Kochani,
Wczoraj dodaliśmy pierwszy konkurs z okazji Halloween, w którym szukamy inspiracji na kostiumy. Dziś przychodzimy do Was z większą ilością nagród i kolejnym konkursem z okazji tego inspirującego dnia.
Chcemy dowiedzieć się, jakie macie plany na Halloween. Z chęcią przeczytamy o tym, jak spędzaliście ten dzień w zeszłym roku. Jak przygotowujecie się do niego w tym roku bądź jaki temat przewodni nadalibyście przyjęciu. A może macie jakiś oryginalny przepis, ozdoby lub anegdotki, które zrobią furorę? Bądźcie kreatywni!

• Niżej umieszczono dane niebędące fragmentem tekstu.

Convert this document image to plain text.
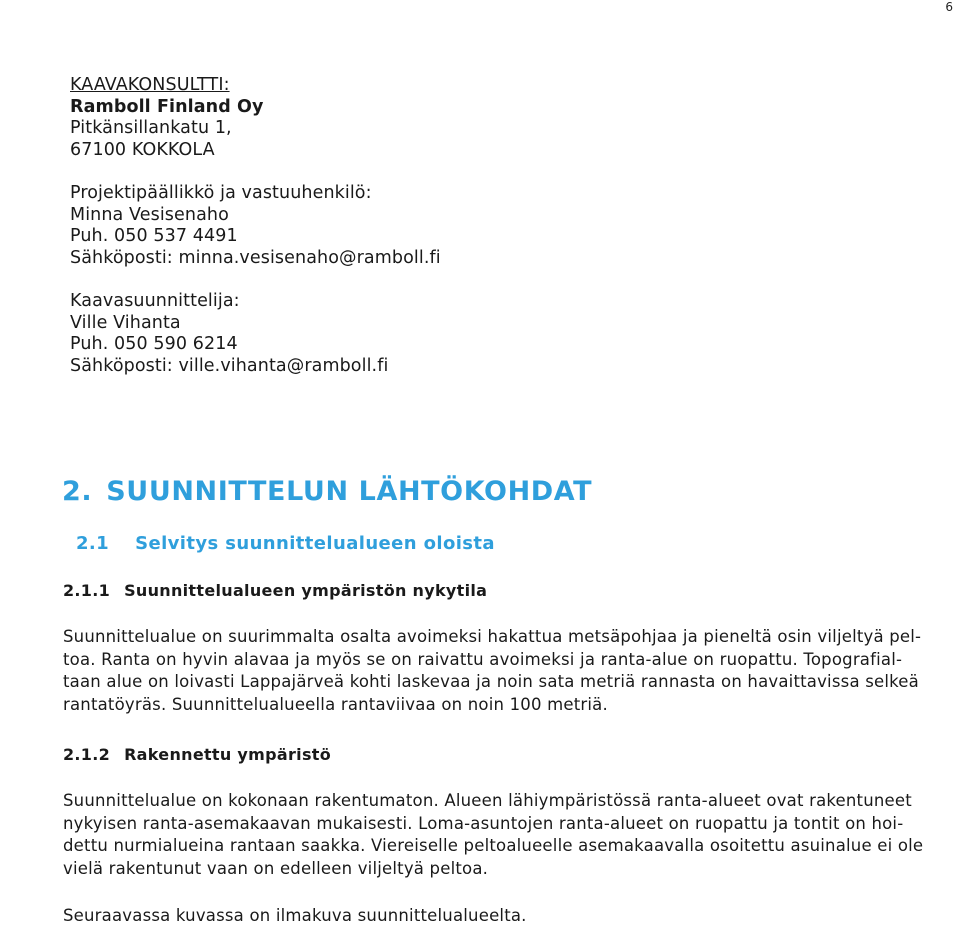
6
KAAVAKONSULTTI:
Ramboll Finland Oy
Pitkänsillankatu 1,
67100 KOKKOLA
Projektipäällikkö ja vastuuhenkilö:
Minna Vesisenaho
Puh. 050 537 4491
Sähköposti: minna.vesisenaho@ramboll.fi
Kaavasuunnittelija:
Ville Vihanta
Puh. 050 590 6214
Sähköposti: ville.vihanta@ramboll.fi
2. SUUNNITTELUN LÄHTÖKOHDAT
2.1 Selvitys suunnittelualueen oloista
2.1.1 Suunnittelualueen ympäristön nykytila
Suunnittelualue on suurimmalta osalta avoimeksi hakattua metsäpohjaa ja pieneltä osin viljeltyä pel-
toa. Ranta on hyvin alavaa ja myös se on raivattu avoimeksi ja ranta-alue on ruopattu. Topografial-
taan alue on loivasti Lappajärveä kohti laskevaa ja noin sata metriä rannasta on havaittavissa selkeä
rantatöyräs. Suunnittelualueella rantaviivaa on noin 100 metriä.
2.1.2 Rakennettu ympäristö
Suunnittelualue on kokonaan rakentumaton. Alueen lähiympäristössä ranta-alueet ovat rakentuneet
nykyisen ranta-asemakaavan mukaisesti. Loma-asuntojen ranta-alueet on ruopattu ja tontit on hoi-
dettu nurmialueina rantaan saakka. Viereiselle peltoalueelle asemakaavalla osoitettu asuinalue ei ole
vielä rakentunut vaan on edelleen viljeltyä peltoa.
Seuraavassa kuvassa on ilmakuva suunnittelualueelta.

Do wygrania super nagrody:
1. Miejsce – Zestaw kosmetyków marki Tso Moriri
2. Miejsce – Książka Geny Showalter ,,Mroczny Szept” oraz masło do ciała na gorąco marki Tso Moriri
3. Miejsce – Książka Piotra Patykiewicza ,,Łukasz i kostur czarownicy” oraz rozgrzewająca sól do kąpieli marki Tso Moriri
Jedyne co musicie zrobić, to zamieścić POD WPISEM KONKURSOWYM KOMENTARZ, a w nim:
– Podzielcie się z nami Waszymi doświadczeniami związanymi z Halloween (Np. możecie napisać: jakie dekoracje tworzycie, przepis na Wasze popisowe i przerażające danie, jaki zrobilibyście temat przewodni na Waszej imprezie, historię o tym jak spędziliście Halloween w zeszłym roku bądź jak planujecie je spędzić w obecnym itd). Nie musicie pisać o wszystkim, możecie opisać tylko to co jest dla Was szczególnie ważne w tym dniu!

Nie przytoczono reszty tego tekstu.